A Pico de Gallo Recipe (literally the "rooster's beak") is a fresh salsa made from chopped tomato, onion, and chilies -usually serranos or jalapeños and usually fresh cilantro.
Other ingredients are often added to the salsa, such as lime juice, garlic, avocado, cucumber, or radish.
The name "rooster's beak" probably comes from the beak-like shape and the red color of the chilies used to make it.
I love the name so much I call the salsa "The Rooster's Beak" on the restaurant menu. My guests seem to like the name almost as much as the salsa.

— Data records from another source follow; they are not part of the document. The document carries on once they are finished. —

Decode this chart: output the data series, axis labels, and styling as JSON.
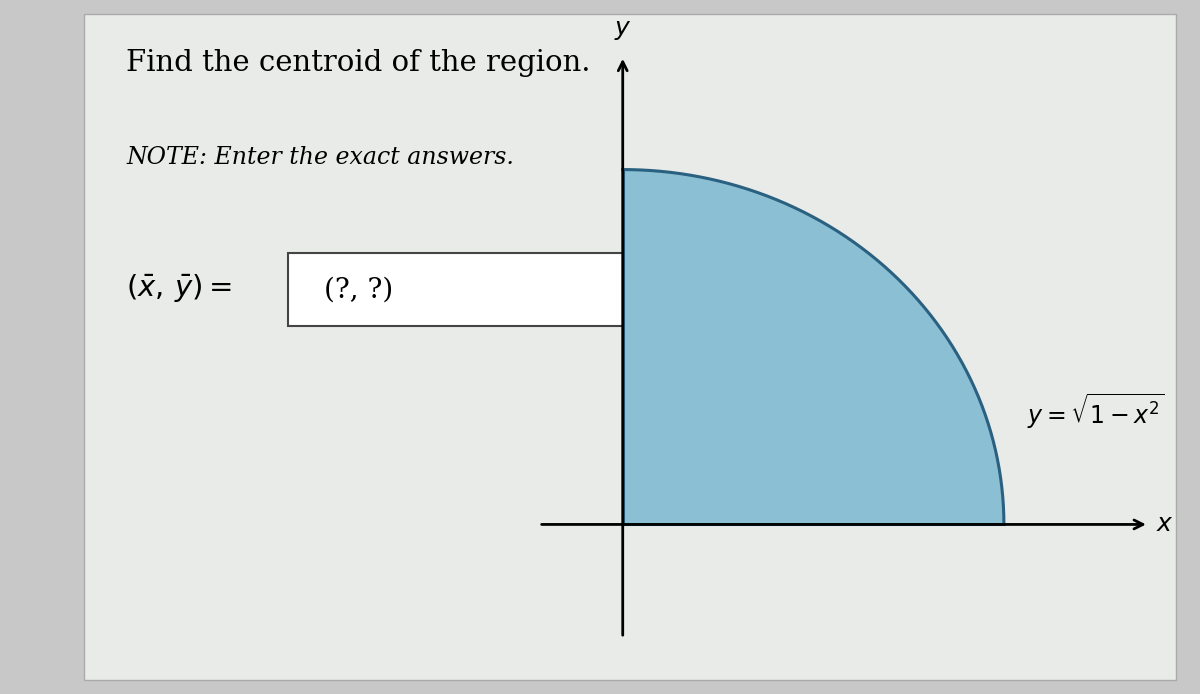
{
  "title": "Find the centroid of the region.",
  "note": "NOTE: Enter the exact answers.",
  "box_text": "(?, ?)",
  "curve_label": "$y = \\sqrt{1 - x^2}$",
  "x_label": "$x$",
  "y_label": "$y$",
  "outer_bg": "#c8c8c8",
  "inner_bg": "#e8ebe8",
  "region_color": "#8bbfd4",
  "region_edge_color": "#2a6080",
  "axis_color": "#000000",
  "text_color": "#000000",
  "box_bg_color": "#ffffff",
  "title_fontsize": 21,
  "note_fontsize": 17,
  "eq_fontsize": 20,
  "curve_label_fontsize": 17
}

Pico de Gallo is quick and easy to make. This is something you really should make yourself if you have even a little time to spare. It will keep well in the refrigerator for several days and is great with tortilla chips, eggs, fajitas, nachos, tacos, black beans, or refried beans.
Note: Serrano chilies possess a lively heat but are not over-powering so long as they are very finely chopped.
Use disposable latex gloves when handling fresh chilies. Be careful not to touch any part of your body, especially your eyes. Peppers will burn. After handling the chilies, wash your knife and cutting board with hot soapy water very well.
Preparation time: 15 minutes. Makes 2 cups.
Enjoy your "Rooster's Beak" recipe and the company of those you share it with!
Did you know? Pico de Gallo is also called salsa fresca.